John Legend’s newest LP, Love in the Future, is an interesting collection of soul and pop/R&B jams that continue his tradition of brilliant musicianship and mastery of his one-of-a-kind voice.
The Bari-Tenor soul man re-emerges after a brief hiatus with a collection of songs that utilize his amazingly emotive voice atop of solid production and wrapped within engaging song writing.
Featuring mostly mid-tempo to slow songs, this album is a stark departure from his previous works that showcased not only his strong vocal ability but also his ability to rock a party.
In theme if not tempo, Legend newest album picks up whereThe Evolver left off. Where his last album found him singing less about find and wrestling with love and more about enjoying life and of course sex, this one follows in that pleasure trend but still allows for a little more.
Finding and maintaining love are the main themes here and amid other topics Legend hardly quickens the pace for more than an instant. This is album decidedly a very slow one.
On the lead single, Who Do We Think We Are, Legend joins forces with rapper and emerging mogul Rick Ross for one of the albums most memorable tracks. The pair brings a gritty reality to love game they are discussing and some real-world weight to a fairly ethereal sounding album.
While the album is slower than most, Legend does take advantage of the soul sound he has helped bring back to the fore-front of music.
Legend is sure to melt a few hearts covering a pair of R&B classics. The first is the Bobby Caldwell gem, Open Your Eyesas he puts his spin on a song steeped in love and dedication. The second is in an interlude that ends way too soon of Anita Baker’s Angel featuring Stacy Barthe.
It’s apparent that Legend is still a ‘legendary’ vocalist in his own right. His voice is very strong here and each song benefits greatly from who is singing them. Not every artist has that ability.
On the richly flavored Dreams and Wanna Be Loved, Legend waxes poetic about his perfect love and does so in a style reminiscent of Ordinary People with its bare-bones production mixed with a slightly futuristic edge.
Production values are another of the albums strong points. Featuring a varied and captivating collection of samples, the album is both sonically experimental and interesting to listen to.
Realistically, the album dedicated so much to showcasing its musicianship, it almost undercuts the experience. It is layered and intricate on almost every song but it’s a little bit more mature than most of his listeners may be ready for. At 16 tracks a few of the songs stick around a little longer than they should especially since they are so slow.

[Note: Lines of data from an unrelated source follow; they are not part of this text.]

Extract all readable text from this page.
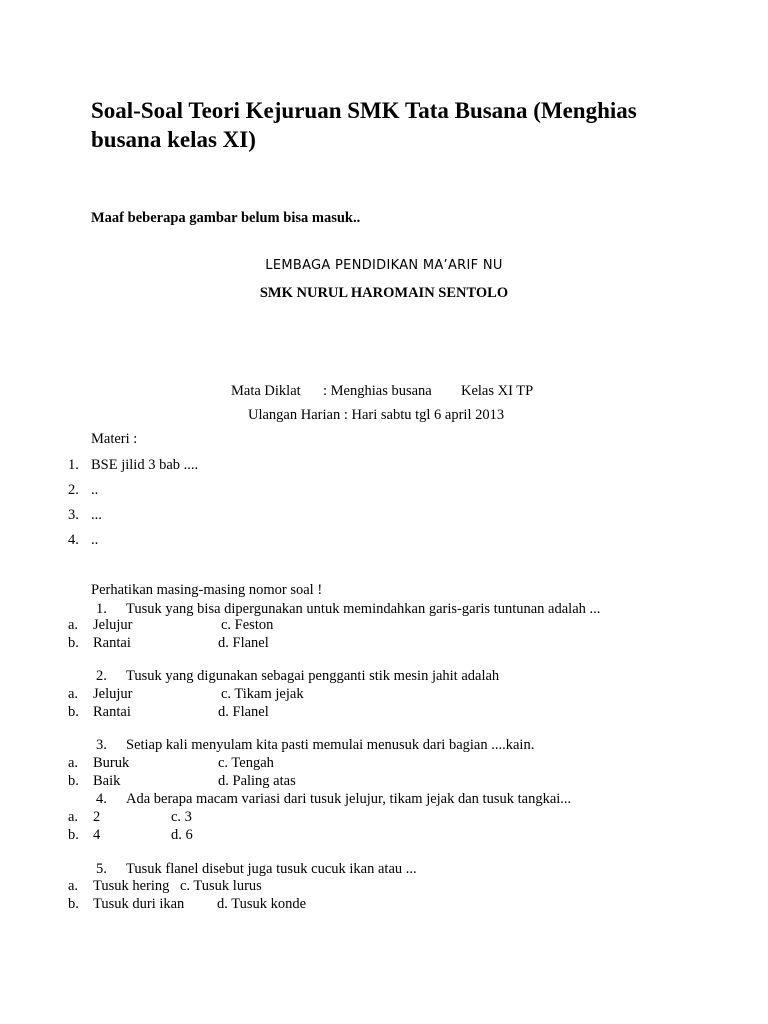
Soal-Soal Teori Kejuruan SMK Tata Busana (Menghias busana kelas XI)
Maaf beberapa gambar belum bisa masuk..
LEMBAGA PENDIDIKAN MA’ARIF NU
SMK NURUL HAROMAIN SENTOLO
Mata Diklat : Menghias busana Kelas XI TP
Ulangan Harian : Hari sabtu tgl 6 april 2013
Materi :
1. BSE jilid 3 bab ....
2. ..
3. ...
4. ..
Perhatikan masing-masing nomor soal !
1. Tusuk yang bisa dipergunakan untuk memindahkan garis-garis tuntunan adalah ...
a. Jelujur	c. Feston
b. Rantai	d. Flanel
2. Tusuk yang digunakan sebagai pengganti stik mesin jahit adalah
a. Jelujur	c. Tikam jejak
b. Rantai	d. Flanel
3. Setiap kali menyulam kita pasti memulai menusuk dari bagian ....kain.
a. Buruk	c. Tengah
b. Baik	d. Paling atas
4. Ada berapa macam variasi dari tusuk jelujur, tikam jejak dan tusuk tangkai...
a. 2	c. 3
b. 4	d. 6
5. Tusuk flanel disebut juga tusuk cucuk ikan atau ...
a. Tusuk hering c. Tusuk lurus
b. Tusuk duri ikan d. Tusuk konde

There are not very many fun tracks or even an opportunity to dance to this collection of music.
It may very well be treated much like the critically acclaimed but also criticized Once Again. Love in the Future is cohesive and melodic but almost takes itself too seriously to be fully enjoyed as a full unit.
Bottom Line: Aside from a few energetic bright spots, this album is very slow and drags a little in the middle. The voice and talent are undeniable but this album might put a few people to sleep.